Henry was probably a younger son, for the Neville family property at Wymeswold near the border with Nottinghamshire passed to his brother, John. It was through his marriage to Joan Gotham that he acquired a third part of the manor of Prestwold, just a mile away, and property nearby at Cotes, as well as landed holdings across the border at Bunny and Nottingham. The value of his lands in Leicestershire is not recorded, but those in Nottinghamshire gave him an estimated annual income of £6.
Like his brother, Henry made a career as a professional soldier, his earliest known military service beginning in March 1378 when he and John enlisted in the retinue of Ralph, Lord Basset of Drayton, for an expedition overseas. Seven years later (1385) they were both with Lord Roos’s company in the royal army which invaded Scotland. Yet of the two, although probably younger, Henry took the more prominent role in the sphere of local administration; indeed, he had served a term as sheriff before his first election to Parliament in 1397. When Henry IV came to the throne there was ample employment for men of military background. Sir Henry would appear to have actively participated in the suppression of the earls’ rebellion of January 1400, and before long he was made a ‘King’s knight’. Having been re-appointed sheriff later that year, in June 1401 he was pardoned the fines incurred for the escape of certain prisoners from his custody in Warwick gaol, and this was followed by a grant made on 9 Nov. of £30 from the profits of his bailiwick ‘in consideration of his great expenses on the King’s service’ as a member of the royal entourage on campaign in the marches of Scotland and Wales. In the meantime he had received a personal summons to attend the great council held in August, along with his brother and five other commoners from Leicestershire. A year later, in August 1402, he and Henry IV’s friend, Sir Thomas Rempston I, were alone in being instructed to raise an armed force from the same county to march with the King from Shrewsbury into Wales against the rebels under Owen Glendower. Then, on 16 July 1403, Neville was among those (including his brother) commissioned to array the local gentry and with all speed to hasten to the King’s side to resist the army led by Sir Henry Percy (‘Hotspur’), who had raised his banner in insurrection; he almost certainly fought at Shrewsbury five days later, for on the eve of the battle he witnessed the agreement intended to end the differences between the earl of Stafford and Sir Hugh Shirley, who were both slain on that field.
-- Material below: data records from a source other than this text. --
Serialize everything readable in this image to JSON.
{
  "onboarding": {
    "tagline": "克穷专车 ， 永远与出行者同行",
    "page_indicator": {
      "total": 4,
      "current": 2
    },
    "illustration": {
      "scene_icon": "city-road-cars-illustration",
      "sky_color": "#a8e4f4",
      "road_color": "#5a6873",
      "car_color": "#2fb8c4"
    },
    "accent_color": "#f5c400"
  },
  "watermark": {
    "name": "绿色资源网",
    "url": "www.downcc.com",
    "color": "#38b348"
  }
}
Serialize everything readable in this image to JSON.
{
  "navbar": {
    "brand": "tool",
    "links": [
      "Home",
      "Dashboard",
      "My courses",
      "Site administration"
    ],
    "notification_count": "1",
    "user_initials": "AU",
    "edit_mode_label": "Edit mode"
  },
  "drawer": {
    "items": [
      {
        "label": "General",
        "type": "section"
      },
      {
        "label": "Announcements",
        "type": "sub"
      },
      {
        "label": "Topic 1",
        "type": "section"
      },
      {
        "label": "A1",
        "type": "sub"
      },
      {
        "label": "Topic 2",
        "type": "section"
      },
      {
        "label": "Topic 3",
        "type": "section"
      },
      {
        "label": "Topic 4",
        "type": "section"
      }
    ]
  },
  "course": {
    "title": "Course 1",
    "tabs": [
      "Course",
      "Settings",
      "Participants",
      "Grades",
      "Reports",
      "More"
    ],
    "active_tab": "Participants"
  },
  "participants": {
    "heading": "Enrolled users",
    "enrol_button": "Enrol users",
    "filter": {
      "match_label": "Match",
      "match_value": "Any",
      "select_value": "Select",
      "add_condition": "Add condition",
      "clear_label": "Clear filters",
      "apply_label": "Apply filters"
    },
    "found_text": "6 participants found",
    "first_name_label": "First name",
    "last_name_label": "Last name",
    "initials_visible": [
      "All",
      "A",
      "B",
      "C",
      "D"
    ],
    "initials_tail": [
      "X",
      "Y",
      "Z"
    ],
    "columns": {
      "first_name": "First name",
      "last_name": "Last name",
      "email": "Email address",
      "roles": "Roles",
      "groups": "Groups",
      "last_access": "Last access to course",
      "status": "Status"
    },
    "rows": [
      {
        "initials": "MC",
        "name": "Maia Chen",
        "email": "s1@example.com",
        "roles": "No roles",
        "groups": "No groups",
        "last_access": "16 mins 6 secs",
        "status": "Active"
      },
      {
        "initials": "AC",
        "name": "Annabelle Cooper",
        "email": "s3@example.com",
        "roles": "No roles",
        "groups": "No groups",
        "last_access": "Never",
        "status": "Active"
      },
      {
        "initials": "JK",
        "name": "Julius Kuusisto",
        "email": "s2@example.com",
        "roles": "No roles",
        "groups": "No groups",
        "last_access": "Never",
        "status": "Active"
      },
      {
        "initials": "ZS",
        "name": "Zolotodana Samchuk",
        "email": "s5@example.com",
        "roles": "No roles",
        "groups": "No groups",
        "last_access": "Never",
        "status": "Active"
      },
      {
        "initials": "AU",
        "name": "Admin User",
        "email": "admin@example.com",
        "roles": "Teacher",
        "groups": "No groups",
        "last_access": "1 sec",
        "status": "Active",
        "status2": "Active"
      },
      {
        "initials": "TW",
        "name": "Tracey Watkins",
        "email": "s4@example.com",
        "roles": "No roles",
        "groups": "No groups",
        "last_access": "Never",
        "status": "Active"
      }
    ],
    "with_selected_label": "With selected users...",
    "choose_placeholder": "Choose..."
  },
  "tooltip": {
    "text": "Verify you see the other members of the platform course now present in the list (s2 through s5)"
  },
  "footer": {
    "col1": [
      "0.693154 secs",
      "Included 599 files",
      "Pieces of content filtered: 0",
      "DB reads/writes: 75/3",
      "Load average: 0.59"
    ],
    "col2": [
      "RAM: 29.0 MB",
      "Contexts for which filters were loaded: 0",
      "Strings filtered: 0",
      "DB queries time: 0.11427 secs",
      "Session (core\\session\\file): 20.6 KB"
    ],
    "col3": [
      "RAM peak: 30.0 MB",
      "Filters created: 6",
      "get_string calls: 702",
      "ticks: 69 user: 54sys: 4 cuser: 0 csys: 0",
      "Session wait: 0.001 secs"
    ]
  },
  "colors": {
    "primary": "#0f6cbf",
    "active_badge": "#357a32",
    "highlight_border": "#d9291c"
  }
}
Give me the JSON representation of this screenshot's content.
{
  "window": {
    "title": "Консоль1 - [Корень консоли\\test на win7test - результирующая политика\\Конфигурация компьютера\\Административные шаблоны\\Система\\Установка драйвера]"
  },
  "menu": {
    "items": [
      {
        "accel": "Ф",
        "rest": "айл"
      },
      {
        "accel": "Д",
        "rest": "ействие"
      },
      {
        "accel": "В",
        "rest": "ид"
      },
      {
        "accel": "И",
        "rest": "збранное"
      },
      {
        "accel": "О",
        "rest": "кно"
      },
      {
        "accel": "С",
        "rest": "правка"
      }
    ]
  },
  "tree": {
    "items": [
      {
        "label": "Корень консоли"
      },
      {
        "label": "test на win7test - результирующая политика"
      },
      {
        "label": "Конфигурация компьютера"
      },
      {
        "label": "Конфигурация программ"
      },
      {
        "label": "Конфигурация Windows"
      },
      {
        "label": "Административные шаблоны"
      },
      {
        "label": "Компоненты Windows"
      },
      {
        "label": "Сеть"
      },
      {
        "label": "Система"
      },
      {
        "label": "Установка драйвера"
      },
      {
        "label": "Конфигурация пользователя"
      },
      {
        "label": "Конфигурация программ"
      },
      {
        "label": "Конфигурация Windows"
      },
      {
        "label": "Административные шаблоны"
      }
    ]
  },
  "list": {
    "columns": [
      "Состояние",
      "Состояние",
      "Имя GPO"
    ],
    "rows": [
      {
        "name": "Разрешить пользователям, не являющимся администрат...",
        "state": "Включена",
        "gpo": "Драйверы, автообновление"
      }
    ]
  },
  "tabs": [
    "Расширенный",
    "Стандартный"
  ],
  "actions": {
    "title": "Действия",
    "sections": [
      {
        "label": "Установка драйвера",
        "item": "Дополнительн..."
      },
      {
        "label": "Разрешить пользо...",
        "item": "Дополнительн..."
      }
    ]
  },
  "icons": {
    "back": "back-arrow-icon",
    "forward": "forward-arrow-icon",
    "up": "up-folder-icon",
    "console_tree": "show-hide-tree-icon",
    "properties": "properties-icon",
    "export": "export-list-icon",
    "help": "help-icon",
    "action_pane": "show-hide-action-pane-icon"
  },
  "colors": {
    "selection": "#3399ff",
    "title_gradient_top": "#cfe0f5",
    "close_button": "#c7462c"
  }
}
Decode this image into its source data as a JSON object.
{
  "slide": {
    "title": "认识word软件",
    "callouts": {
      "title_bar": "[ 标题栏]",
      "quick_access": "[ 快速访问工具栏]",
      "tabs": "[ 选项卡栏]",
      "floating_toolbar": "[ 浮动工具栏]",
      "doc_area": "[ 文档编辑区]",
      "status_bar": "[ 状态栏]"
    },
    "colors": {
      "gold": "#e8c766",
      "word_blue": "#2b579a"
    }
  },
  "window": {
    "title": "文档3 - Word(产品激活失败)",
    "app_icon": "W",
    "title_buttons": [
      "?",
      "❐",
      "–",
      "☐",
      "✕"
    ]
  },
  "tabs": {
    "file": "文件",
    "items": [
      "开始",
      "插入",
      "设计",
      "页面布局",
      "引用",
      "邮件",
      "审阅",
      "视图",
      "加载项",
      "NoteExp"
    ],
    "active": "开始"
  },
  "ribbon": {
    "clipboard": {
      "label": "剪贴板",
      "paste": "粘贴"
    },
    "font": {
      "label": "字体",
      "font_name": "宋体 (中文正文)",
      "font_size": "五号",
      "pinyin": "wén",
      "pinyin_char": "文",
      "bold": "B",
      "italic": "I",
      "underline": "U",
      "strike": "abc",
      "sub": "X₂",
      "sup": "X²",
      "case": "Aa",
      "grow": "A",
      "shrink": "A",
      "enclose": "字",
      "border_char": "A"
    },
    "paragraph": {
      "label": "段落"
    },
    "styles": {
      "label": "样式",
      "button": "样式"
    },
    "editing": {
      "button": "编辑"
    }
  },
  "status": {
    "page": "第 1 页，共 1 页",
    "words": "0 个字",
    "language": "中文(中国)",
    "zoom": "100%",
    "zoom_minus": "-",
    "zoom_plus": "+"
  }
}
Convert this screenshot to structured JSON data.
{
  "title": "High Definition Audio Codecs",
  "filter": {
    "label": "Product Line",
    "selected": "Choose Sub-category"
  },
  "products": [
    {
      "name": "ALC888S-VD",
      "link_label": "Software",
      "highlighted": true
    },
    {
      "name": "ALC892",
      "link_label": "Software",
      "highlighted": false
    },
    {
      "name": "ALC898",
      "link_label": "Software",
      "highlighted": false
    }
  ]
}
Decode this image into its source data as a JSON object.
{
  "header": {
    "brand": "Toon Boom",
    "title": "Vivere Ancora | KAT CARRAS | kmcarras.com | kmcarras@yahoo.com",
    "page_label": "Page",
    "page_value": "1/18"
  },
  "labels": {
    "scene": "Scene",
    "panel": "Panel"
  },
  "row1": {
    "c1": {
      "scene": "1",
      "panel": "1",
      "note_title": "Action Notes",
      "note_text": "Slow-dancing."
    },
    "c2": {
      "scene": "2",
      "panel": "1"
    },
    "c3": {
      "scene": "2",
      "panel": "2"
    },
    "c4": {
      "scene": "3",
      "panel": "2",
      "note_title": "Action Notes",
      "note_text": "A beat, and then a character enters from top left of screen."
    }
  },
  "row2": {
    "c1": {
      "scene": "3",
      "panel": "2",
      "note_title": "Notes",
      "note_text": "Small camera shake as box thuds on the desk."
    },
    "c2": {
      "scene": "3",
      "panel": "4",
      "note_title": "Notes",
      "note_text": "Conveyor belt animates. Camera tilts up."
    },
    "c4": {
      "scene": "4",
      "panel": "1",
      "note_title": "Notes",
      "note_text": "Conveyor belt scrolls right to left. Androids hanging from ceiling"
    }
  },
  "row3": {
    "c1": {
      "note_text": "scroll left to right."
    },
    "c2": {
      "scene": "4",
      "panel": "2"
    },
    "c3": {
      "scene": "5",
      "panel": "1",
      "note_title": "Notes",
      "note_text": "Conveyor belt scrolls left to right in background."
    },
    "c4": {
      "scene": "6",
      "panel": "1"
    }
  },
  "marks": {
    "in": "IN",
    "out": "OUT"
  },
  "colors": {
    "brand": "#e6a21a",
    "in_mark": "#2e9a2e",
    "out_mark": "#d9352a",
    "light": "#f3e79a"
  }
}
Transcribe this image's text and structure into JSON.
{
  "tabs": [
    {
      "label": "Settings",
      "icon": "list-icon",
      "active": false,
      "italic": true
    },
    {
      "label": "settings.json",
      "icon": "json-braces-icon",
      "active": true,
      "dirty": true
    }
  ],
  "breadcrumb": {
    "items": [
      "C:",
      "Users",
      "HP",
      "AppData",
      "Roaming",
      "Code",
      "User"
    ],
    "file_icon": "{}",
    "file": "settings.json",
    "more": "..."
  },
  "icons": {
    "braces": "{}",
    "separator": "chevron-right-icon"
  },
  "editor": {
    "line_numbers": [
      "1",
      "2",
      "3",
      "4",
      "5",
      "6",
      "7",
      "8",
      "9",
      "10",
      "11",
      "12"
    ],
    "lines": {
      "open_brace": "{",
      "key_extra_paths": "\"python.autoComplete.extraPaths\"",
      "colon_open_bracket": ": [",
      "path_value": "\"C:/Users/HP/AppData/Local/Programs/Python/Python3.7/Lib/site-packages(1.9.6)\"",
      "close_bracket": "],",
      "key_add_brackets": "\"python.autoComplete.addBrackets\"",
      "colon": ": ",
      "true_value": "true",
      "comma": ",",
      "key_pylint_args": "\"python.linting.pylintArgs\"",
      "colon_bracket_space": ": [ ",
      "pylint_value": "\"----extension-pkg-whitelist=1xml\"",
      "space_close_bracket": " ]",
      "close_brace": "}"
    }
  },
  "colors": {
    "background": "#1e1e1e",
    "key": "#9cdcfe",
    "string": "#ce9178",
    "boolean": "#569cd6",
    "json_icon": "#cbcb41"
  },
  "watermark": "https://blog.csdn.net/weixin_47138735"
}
Years of military campaigns apparently left Sir Henry Neville with a predisposition for violent behaviour; in 1410 he and his sons, Robert and William, were appealed by a widow for the manslaughter of her husband, and in the following year all three were bound over to keep the peace towards another lady. At that time Neville was also being sued for debt by a number of creditors, including Thomas Walgrave, the Leicester draper. He is not recorded after Hilary 1415, and may well have died about that time, for he was not re-appointed to the Leicestershire bench in February after nine years unbroken service.